Sharon Muir (France) is particularly interested in the notions of reminiscence and sentimentality that old and discarded objects evoke and how re-contextualising them into new formations can alter their meaning and function. Her current practice in particular involves selecting pre-existing mass-produced ceramic objects and incorporating them into new hand built forms.

David Ray (Yarra Vallery) - also known as The Duke of Dirt - has built a reputation for his wild and flamboyant Baroque creations that incorporate an abundance of colours, textures and decals onto handcrafted vessels. He provides wry commentary on the somewhat absurd nature of contemporary life, often using political, environmental and consumerism themes that often intertwine, reflecting the interconnectedness of societal systems, individual behaviours and environmental consequences. Subverting classical forms with contemporary concerns and often exploring the complex relationship between beauty and ugliness.

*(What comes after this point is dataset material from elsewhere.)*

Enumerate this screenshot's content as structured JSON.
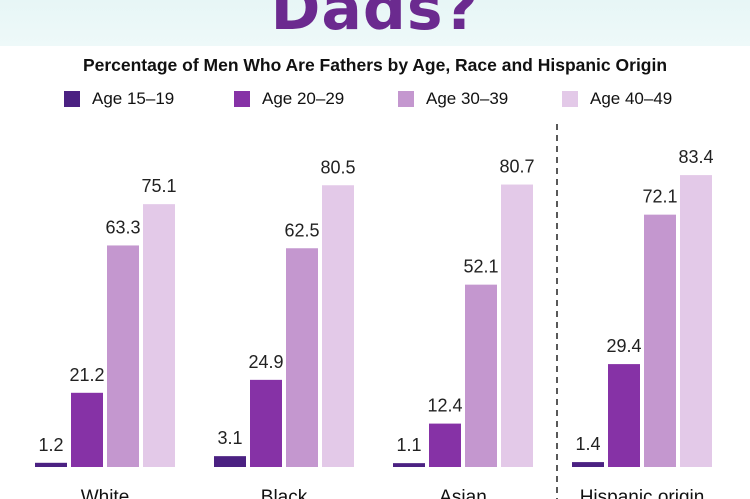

Fleur Rendell (North East Victoria) finds still life is a favoured genre. A printmaker who no longer works in clay, vases and vessels are a constant theme throughout her works. Objects or arrangements ignite her curiosity along with the stillness and connection that comes when absorbed in the processes of drawing, carving and printing the blocks. It is a meditation and other cares slip away. 

Christoper Sanders (Melbourne) has, in recent years, extended his interest in photography and the arid regions of South Australia. A sunburnt country of sweeping plains, of droughts and flooding rains, his photography tries to come to terms with this aridity and its extremes whilst celebrating the light, colour and forms. The accompanying chun glazed bowl symbolises water, the life essential.